## Bayes, Jeffreys, prior distributions, and the philosophy of statistics

Christian Robert, Nicolas Chopin, and Judith Rousseau wrote this article that will appear in Statistical Science with various discussions, including mine.

I hope those of you who are interested in the foundations of statistics will read this. Sometimes I feel like banging my head against a wall, in my frustration in trying to communicate with Bayesians who insist on framing problems in terms of the probability that theta=0 or other point hypotheses. I really feel that these people are trapped in a bad paradigm and, if they would just think things through based on first principles, they could make some progress. Anyway, here’s what I wrote:

I actually own a copy of Harold Jeffreys’s Theory of Probability but have only read small bits of it, most recently over a decade ago to confirm that, indeed, Jeffreys was not too proud to use a classical chi-squared p-value when he wanted to check the misfit of a model to data (Gelman, Meng, and Stern, 2006). I do, however, feel that it is important to understand where our probability models come from, and I welcome the opportunity to use the present article by Robert, Chopin, and Rousseau as a platform for further discussion of foundational issues.

In this brief discussion I will argue the following: (1) in thinking about prior distributions, we should go beyond Jeffreys’s principles and move toward weakly informative priors; (2) it is natural for those of us who work in social and computational sciences to favor complex models, contra Jeffreys’s preference for simplicity; and (3) a key generalization of Jeffreys’s ideas is to explicitly include model checking in the process of data analysis

The role of the prior distribution in Bayesian data analysis

At least in the field of statistics, Jeffreys is best known for his eponymous prior distribution and, more generally, for the principle of constructing noninformative, or minimally informative, or objective, or reference prior distributions from the likelihood (see, for example, Kass and Wasserman, 1996). But it can notoriously difficult to choose among noninformative priors; and, even more importantly, seemingly noninformative distributions can sometimes have strong and undesirable implications, as I have found in my own experience (Gelman, 1996, 2006). As a result I have become a convert to the cause of weakly informative priors, which attempt to let the data speak while being strong enough to exclude various “unphysical” possibilities which, if not blocked, can take over a posterior distribution in settings with sparse data–a situation which is increasingly present as we continue to develop the techniques of working with complex hierarchical and nonparametric models.
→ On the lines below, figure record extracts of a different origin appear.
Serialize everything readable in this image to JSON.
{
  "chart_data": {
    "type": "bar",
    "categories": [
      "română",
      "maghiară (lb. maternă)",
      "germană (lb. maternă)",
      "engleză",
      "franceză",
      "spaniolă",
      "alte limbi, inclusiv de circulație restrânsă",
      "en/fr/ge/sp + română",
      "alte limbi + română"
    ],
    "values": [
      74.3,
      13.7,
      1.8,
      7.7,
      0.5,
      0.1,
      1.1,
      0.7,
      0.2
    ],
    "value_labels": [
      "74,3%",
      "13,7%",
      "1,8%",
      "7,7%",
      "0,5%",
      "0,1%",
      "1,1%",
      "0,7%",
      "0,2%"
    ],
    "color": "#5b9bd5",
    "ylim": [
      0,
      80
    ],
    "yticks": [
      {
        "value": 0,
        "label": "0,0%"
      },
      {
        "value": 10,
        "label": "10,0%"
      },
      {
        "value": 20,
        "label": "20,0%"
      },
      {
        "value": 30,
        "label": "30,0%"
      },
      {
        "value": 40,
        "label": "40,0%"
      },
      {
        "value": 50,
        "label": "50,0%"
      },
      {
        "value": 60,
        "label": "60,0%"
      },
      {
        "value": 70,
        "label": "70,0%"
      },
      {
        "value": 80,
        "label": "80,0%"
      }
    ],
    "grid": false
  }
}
How the social and computational sciences differ from physics

Robert, Chopin, and Rousseau trace the application of Ockham’s razor (the preference for simpler models) from Jeffreys’s discussion of the law of gravity through later work of a mathematical statistician (Jim Berger), an astronomer (Bill Jefferys), and a physicist (David MacKay). From their perspective, Ockham’s razor seems unquestionably reasonable, with the only point of debate being the extent to which Bayesian inference automatically encompasses it.

My own perspective as a social scientist is completely different. I’ve just about never heard someone in social science object to the inclusion of a variable or an interaction in a model; rather, the most serious criticisms of a model involve worries that certain potentially important factors have not been included. In the social science problems I’ve seen, Ockham’s razor is at best an irrelevance and at worse can lead to acceptance of models that are missing key features that the data could actually provide information on. As such, I am no fan of methods such as BIC that attempt to justify the use of simple models that do not fit observed data. Don’t get me wrong–all the time I use simple models that don’t fit the data–but no amount of BIC will make me feel good about it! (See Gelman and Rubin (1995) for a fuller expression of this position, and Raftery (1995) for a defense of BIC in general and in the context of two applications in sociology.)

I much prefer Radford Neal’s line from his Ph.D. thesis:

Sometimes a simple model will outperform a more complex model . . . Nevertheless, I [Neal] believe that deliberately limiting the complexity of the model is not fruitful when the problem is evidently complex. Instead, if a simple model is found that outperforms some particular complex model, the appropriate response is to define a different complex model that captures whatever aspect of the problem led to the simple model performing well.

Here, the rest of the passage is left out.